# [SOLVED] IMac G5 Fault



## rmcmullen (Oct 1, 2011)

Hi,

When I load up my iMac g5 the apple load screen appears and then the screen turns a blank light blue colour and docent load the rest of the os.

can you help.

Thanks 

R


----------



## sinclair_tm (Mar 11, 2005)

*Re: IMac G5 Fault*

Have you changed/updated/moved/deleted anything recently?


----------



## rmcmullen (Oct 1, 2011)

*Re: IMac G5 Fault*

Hi,

Not that I know of do you think it is a software fault.

Thanks

R


----------



## sinclair_tm (Mar 11, 2005)

*Re: IMac G5 Fault*

Most likely. Find your OS X restore CD and boot from that to see if it completes the booting process.


----------



## rmcmullen (Oct 1, 2011)

Ok thanks

R


----------



## plac9 (Dec 31, 2011)

rmcmullen said:


> Hi,
> 
> Not that I know of do you think it is a software fault.
> 
> ...


Very likely it is a software problem. The startup process is getting stalled at launchd process. Try starting the machine in safe mode, hold the shift key after powering on the Mac, you can release the key once you see the grey screen with the apple icon and spinning gear.


----------



## rmcmullen (Oct 1, 2011)

Ok thanks do you know if this happens to all iMac G5 

Thanks

R


----------



## sinclair_tm (Mar 11, 2005)

*Re: IMac G5 Fault*

No, not to G5s. It can happen to all Macs if a part of the OS gets corrupt.


----------



## rmcmullen (Oct 1, 2011)

Do you think it could be a logic board fault.

R


----------



## sinclair_tm (Mar 11, 2005)

*Re: IMac G5 Fault*

Could be, but I doubt it. It's really rare for a faulty board to get that far, most times they quit before that. It's most likely the OS not loading, hence trying with the OS disks.


----------



## rmcmullen (Oct 1, 2011)

*Re: IMac G5 Fault*

I am going into the apple shop so I will let you know what the fault is.

Thanks 

R


----------



## rmcmullen (Oct 1, 2011)

*Re: IMac G5 Fault*

Hi,

I have managed to get the operating system I took it to the apple shop and they reinstalled it. Now the screen is going fuzzy the man in the apple shop said it was the graphics card but where would you find that on a mac.

Thanks

R


----------



## sinclair_tm (Mar 11, 2005)

*Re: IMac G5 Fault*

Apple has to replace it on iMacs.


----------



## rmcmullen (Oct 1, 2011)

The guy in apple said he couldn't do it.

R


----------



## rmcmullen (Oct 1, 2011)

*Re: IMac G5 Fault*

Hi,

The graphics are not fuzzy on safe Mode so how do I get it working on normal mode.

Thanks

R


----------



## sinclair_tm (Mar 11, 2005)

*Re: IMac G5 Fault*

The first thing I'd check are the Displays options in the System Preferences. Make sure that the screen resolution is set to the native resolution, which will depend on your iMac. Usually it'll be the last one in the list. If that doesn't work, you can try reinstalling the OS. 

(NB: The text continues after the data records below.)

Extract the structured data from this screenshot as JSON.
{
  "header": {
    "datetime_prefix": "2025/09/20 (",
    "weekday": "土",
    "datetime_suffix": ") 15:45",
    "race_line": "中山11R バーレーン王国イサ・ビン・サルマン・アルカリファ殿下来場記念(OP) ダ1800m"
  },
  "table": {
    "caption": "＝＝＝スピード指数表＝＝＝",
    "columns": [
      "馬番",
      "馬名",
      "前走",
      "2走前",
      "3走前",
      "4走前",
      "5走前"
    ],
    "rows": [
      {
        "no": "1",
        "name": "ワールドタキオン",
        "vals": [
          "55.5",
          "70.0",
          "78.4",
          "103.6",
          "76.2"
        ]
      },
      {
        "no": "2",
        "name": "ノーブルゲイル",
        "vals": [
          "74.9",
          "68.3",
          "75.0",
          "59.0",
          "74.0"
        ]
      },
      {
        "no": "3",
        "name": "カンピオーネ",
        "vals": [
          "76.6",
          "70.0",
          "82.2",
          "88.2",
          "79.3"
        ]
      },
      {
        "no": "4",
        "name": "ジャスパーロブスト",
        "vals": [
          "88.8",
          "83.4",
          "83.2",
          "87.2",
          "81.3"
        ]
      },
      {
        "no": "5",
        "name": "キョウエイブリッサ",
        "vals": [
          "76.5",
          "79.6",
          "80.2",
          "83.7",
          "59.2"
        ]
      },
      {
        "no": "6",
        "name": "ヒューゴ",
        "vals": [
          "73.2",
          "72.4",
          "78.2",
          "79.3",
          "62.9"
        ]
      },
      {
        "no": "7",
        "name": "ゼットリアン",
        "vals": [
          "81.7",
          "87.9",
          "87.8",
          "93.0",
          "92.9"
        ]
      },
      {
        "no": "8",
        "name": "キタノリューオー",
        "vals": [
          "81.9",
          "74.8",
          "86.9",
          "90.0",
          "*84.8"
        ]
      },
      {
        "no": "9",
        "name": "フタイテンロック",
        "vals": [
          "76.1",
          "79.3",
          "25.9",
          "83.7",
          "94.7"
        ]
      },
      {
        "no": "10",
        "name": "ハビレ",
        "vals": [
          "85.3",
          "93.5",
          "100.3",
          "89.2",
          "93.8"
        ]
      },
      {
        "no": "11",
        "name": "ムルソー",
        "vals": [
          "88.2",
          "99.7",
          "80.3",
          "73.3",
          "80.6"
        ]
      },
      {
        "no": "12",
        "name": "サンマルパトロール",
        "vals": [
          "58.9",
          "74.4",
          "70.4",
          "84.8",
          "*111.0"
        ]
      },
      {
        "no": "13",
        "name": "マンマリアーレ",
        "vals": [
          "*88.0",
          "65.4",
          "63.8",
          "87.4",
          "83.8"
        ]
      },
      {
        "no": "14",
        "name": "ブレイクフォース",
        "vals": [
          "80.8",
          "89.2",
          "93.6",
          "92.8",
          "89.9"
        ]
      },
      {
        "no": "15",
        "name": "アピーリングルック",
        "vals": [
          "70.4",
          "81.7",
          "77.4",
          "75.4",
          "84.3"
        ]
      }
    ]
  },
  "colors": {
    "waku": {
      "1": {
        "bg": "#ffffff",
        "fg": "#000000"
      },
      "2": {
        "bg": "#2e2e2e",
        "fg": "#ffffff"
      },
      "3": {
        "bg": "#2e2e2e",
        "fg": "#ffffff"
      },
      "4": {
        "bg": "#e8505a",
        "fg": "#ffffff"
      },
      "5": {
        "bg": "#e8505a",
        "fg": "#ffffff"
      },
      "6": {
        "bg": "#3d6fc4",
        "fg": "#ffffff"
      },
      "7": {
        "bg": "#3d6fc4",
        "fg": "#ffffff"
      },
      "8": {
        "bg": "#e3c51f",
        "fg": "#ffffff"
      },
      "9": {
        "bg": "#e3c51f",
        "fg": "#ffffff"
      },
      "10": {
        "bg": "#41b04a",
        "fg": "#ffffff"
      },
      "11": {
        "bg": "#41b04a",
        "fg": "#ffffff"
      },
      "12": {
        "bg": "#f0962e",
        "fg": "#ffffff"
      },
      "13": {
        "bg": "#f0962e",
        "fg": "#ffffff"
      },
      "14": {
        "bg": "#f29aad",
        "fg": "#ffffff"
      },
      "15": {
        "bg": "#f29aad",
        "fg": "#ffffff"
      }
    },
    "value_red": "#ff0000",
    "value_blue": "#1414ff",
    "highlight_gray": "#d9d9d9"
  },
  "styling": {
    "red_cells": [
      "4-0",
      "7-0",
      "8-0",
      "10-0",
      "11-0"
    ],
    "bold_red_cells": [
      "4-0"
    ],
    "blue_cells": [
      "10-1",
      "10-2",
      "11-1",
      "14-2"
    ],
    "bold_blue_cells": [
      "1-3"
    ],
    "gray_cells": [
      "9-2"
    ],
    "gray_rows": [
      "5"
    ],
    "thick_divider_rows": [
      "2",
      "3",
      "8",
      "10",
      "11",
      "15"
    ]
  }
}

If this was the Apple store, why couldn't they fix it, or send it out to be fixed?


----------



## rmcmullen (Oct 1, 2011)

The apple store couldn't fix it because it was an old model. But on the apple communicates forum he said:

Apple Support Communities

See if you display is fine in safemode. poweroff. hold down the shift key. poweron.

If so...


Running in Safe mode leaves out some video drivers. Which results in machine not using advanced video hardware. You can run in normal mode but using the safe mode video drivers.For more details see:



https://discussions.apple.com/message/16057567#16057567



Look through this thread. see the second page. You don't have to read through the first page. Just go to the part where I try a solution that works.

Would this work?

R


----------



## sinclair_tm (Mar 11, 2005)

*Re: IMac G5 Fault*

I guess you could try it, as long as you have an ATI video card. As long as you don't play games it'll run fine.


----------



## rmcmullen (Oct 1, 2011)

Ok I don't play games on my computer but could you please me some clear instructions because apple communicates never.

Would this work fine with no problems.

Thanks 

R


----------



## sinclair_tm (Mar 11, 2005)

*Re: IMac G5 Fault*

There is no way of knowing if it'll work fine with no problems. What they are doing is removing the video card drivers for that card, and forcing the OS to use the basic drivers. But first you need to know which video card you have. What is listed with the System Profiler?


----------



## rmcmullen (Oct 1, 2011)

*Re: IMac G5 Fault*

This is what is on the video/graphics on IMac G5 system profiler


ATI Radeon X600 Pro:

Chipset Model:	ATY,RV370
Type:	Display
Bus:	PCI
Slot:	PCI-E
VRAM (Total):	128 MB
Vendor:	ATI (0x1002)
Device ID:	0x5b62
Revision ID:	0x0000
ROM Revision:	113-xxxxx-113
Displays:
iMac:
Display Type:	LCD
Resolution:	1440 x 900
Depth:	32-bit Color
Built-In:	Yes
Core Image:	Supported
Main Display:	Yes
Mirror:	Off
Online:	Yes
Quartz Extreme:	Supported
Display:
Status:	No display connected

So if I got rid of these driver would it run fine.

R


----------



## rmcmullen (Oct 1, 2011)

*Re: IMac G5 Fault*

The screen fix it's seft it it working now.

Thanks for all your help.

R


----------